Migrants have become stranded in Greece after Austria and countries along the Balkans migration route imposed restrictions on their borders, limiting the numbers able to cross. Many of the migrants hope to reach Germany.
Macedonian police fired tear gas to disperse hundreds of migrants who stormed the border from Greece on Monday, tearing down a metal gate.
Merkel opposes the border restrictions and she, and senior EU officials, have said the suspension of the Schengen passport-free travel zone, one of the pillars of European Union integration, could lead to its collapse.
The restrictions imposed by Austria and other countries have also angered Greece, where an estimated 22,000 migrants and refugees were trapped on Monday and a minister warned the figure could reach 70,000 in the coming weeks.
On Tuesday, Merkel rejected suggestions that the situation on Greece's northern border was similar to that in Budapest last year when Hungary closed the main train station in the capital leaving thousands of migrants stranded.
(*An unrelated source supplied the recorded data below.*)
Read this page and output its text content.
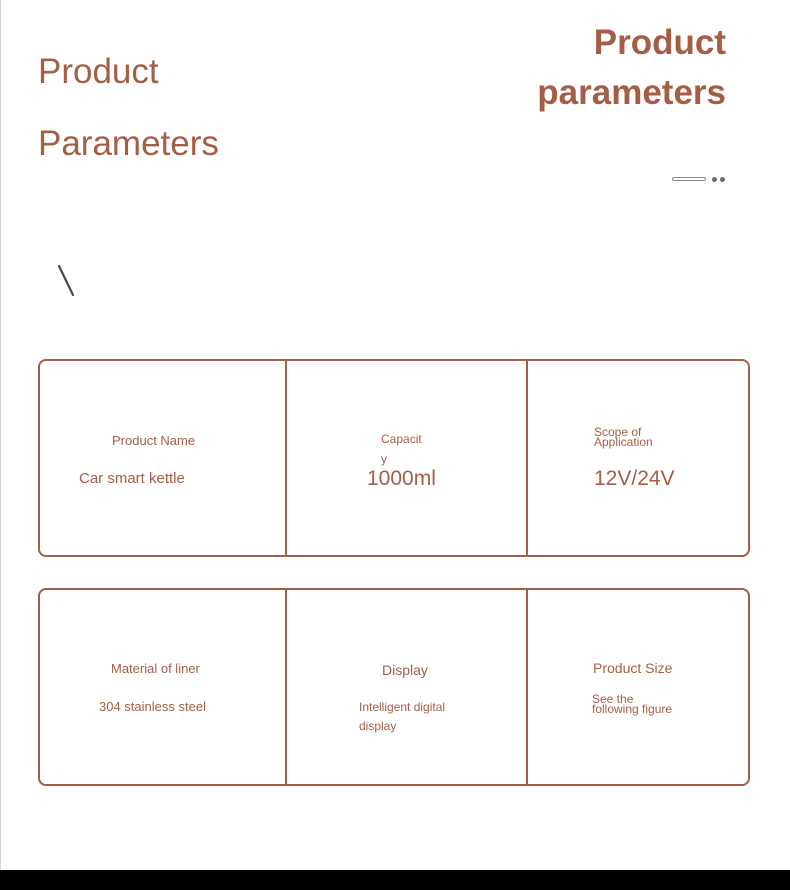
Product
Parameters
Product
parameters
Product Name
Car smart kettle
Capacit
y
1000ml
Scope of
Application
12V/24V
Material of liner
304 stainless steel
Display
Intelligent digital
display
Product Size
See the
following figure
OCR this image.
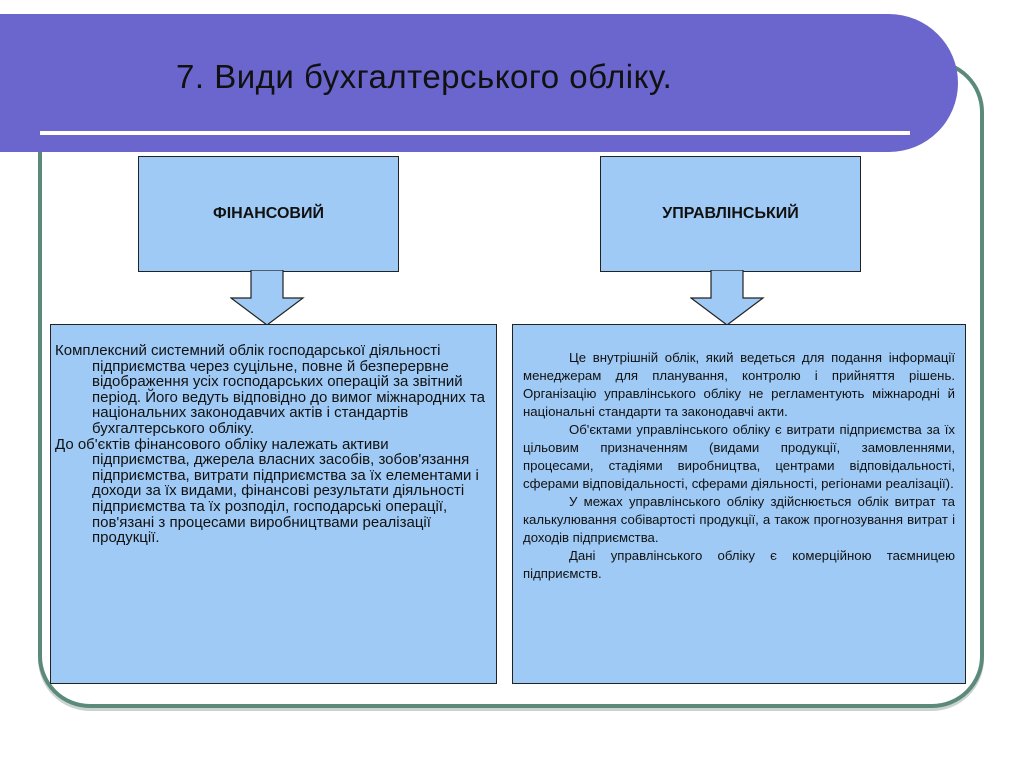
7. Види бухгалтерського обліку.
ФІНАНСОВИЙ	УПРАВЛІНСЬКИЙ

Комплексний системний облік господарської діяльності підприємства через суцільне, повне й безперервне відображення усіх господарських операцій за звітний період. Його ведуть відповідно до вимог міжнародних та національних законодавчих актів і стандартів бухгалтерського обліку.

До об'єктів фінансового обліку належать активи підприємства, джерела власних засобів, зобов'язання підприємства, витрати підприємства за їх елементами і доходи за їх видами, фінансові результати діяльності підприємства та їх розподіл, господарські операції, пов'язані з процесами виробництвами реалізації продукції.

Це внутрішній облік, який ведеться для подання інформації менеджерам для планування, контролю і прийняття рішень. Організацію управлінського обліку не регламентують міжнародні й національні стандарти та законодавчі акти.

Об'єктами управлінського обліку є витрати підприємства за їх цільовим призначенням (видами продукції, замовленнями, процесами, стадіями виробництва, центрами відповідальності, сферами відповідальності, сферами діяльності, регіонами реалізації).

У межах управлінського обліку здійснюється облік витрат та калькулювання собівартості продукції, а також прогнозування витрат і доходів підприємства.

Дані управлінського обліку є комерційною таємницею підприємств.
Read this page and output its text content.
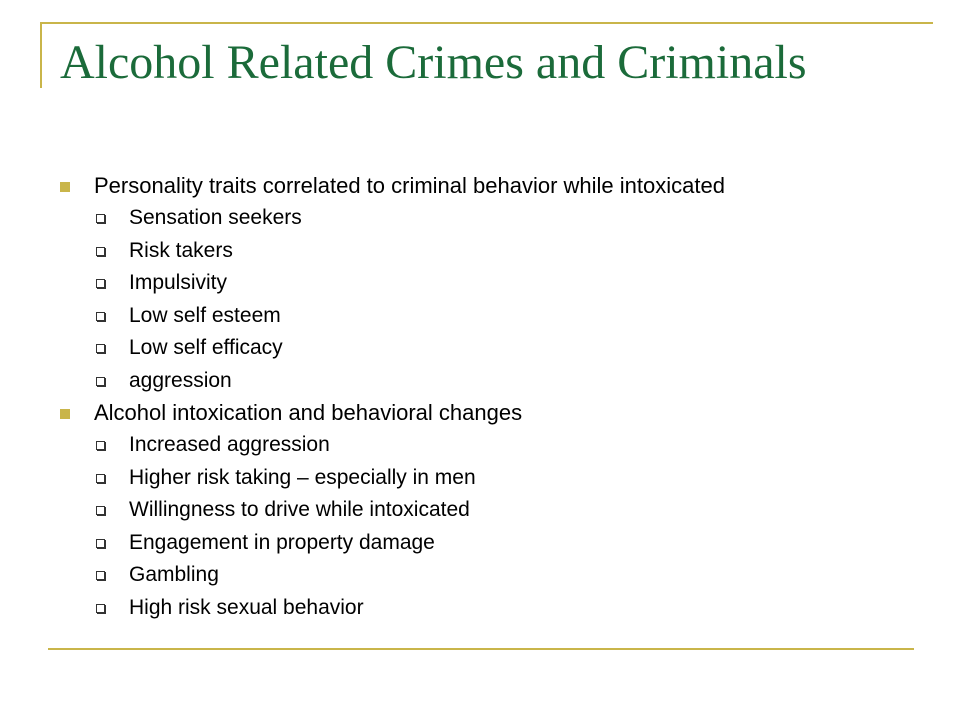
Alcohol Related Crimes and Criminals
Personality traits correlated to criminal behavior while intoxicated
Sensation seekers
Risk takers
Impulsivity
Low self esteem
Low self efficacy
aggression
Alcohol intoxication and behavioral changes
Increased aggression
Higher risk taking – especially in men
Willingness to drive while intoxicated
Engagement in property damage
Gambling
High risk sexual behavior
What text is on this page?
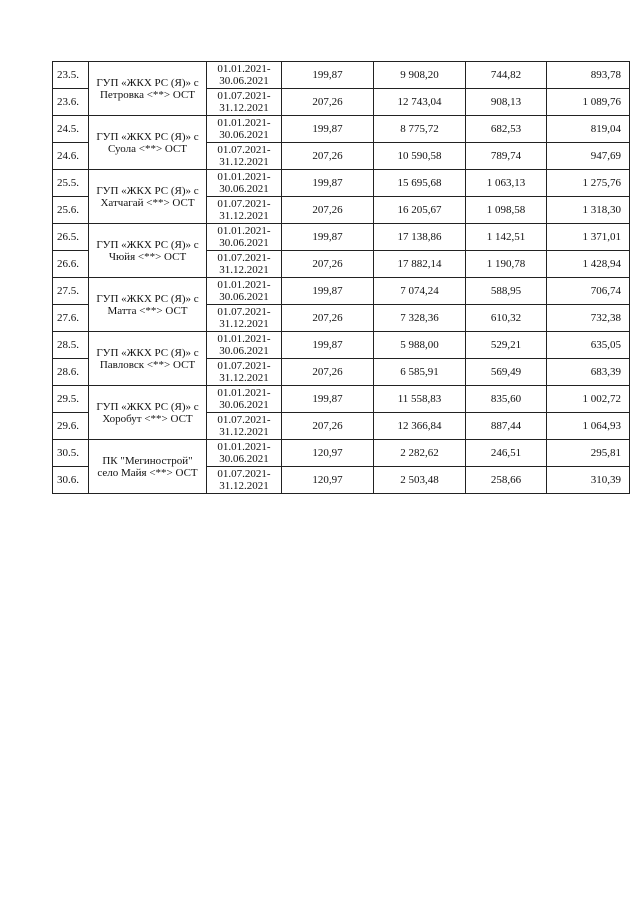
23.5.	ГУП «ЖКХ РС (Я)» с Петровка <**> ОСТ	01.01.2021-
30.06.2021	199,87	9 908,20	744,82	893,78
23.6.		01.07.2021-
31.12.2021	207,26	12 743,04	908,13	1 089,76
24.5.	ГУП «ЖКХ РС (Я)» с Суола <**> ОСТ	01.01.2021-
30.06.2021	199,87	8 775,72	682,53	819,04
24.6.		01.07.2021-
31.12.2021	207,26	10 590,58	789,74	947,69
25.5.	ГУП «ЖКХ РС (Я)» с Хатчагай <**> ОСТ	01.01.2021-
30.06.2021	199,87	15 695,68	1 063,13	1 275,76
25.6.		01.07.2021-
31.12.2021	207,26	16 205,67	1 098,58	1 318,30
26.5.	ГУП «ЖКХ РС (Я)» с Чюйя <**> ОСТ	01.01.2021-
30.06.2021	199,87	17 138,86	1 142,51	1 371,01
26.6.		01.07.2021-
31.12.2021	207,26	17 882,14	1 190,78	1 428,94
27.5.	ГУП «ЖКХ РС (Я)» с Матта <**> ОСТ	01.01.2021-
30.06.2021	199,87	7 074,24	588,95	706,74
27.6.		01.07.2021-
31.12.2021	207,26	7 328,36	610,32	732,38
28.5.	ГУП «ЖКХ РС (Я)» с Павловск <**> ОСТ	01.01.2021-
30.06.2021	199,87	5 988,00	529,21	635,05
28.6.		01.07.2021-
31.12.2021	207,26	6 585,91	569,49	683,39
29.5.	ГУП «ЖКХ РС (Я)» с Хоробут <**> ОСТ	01.01.2021-
30.06.2021	199,87	11 558,83	835,60	1 002,72
29.6.		01.07.2021-
31.12.2021	207,26	12 366,84	887,44	1 064,93
30.5.	ПК "Мегинострой" село Майя <**> ОСТ	01.01.2021-
30.06.2021	120,97	2 282,62	246,51	295,81
30.6.		01.07.2021-
31.12.2021	120,97	2 503,48	258,66	310,39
The stand-off ended after the German government intervened to allow about 25,000 migrants to board trains to Austria and Germany.
Asked if she would repeat that if migrants on the Greek-Macedonian border asked for help, Merkel said: "There is actually no right that a refugee can say 'I want to receive asylum in this specific EU state'."
She said the situation was not comparable given that systems to process refugees, who are fleeing war and poverty in the Middle East, North Africa, Afghanistan and elsewhere, had been set up in Greece, the first EU country they arrive into, mainly on boats from Turkey.
Merkel said the EU should help Greece deal with the influx.
Financial experts in Merkel's ruling coalition urged all EU states to agree a financial aid package for Greece, whose public finances were strained even before the migrant crisis.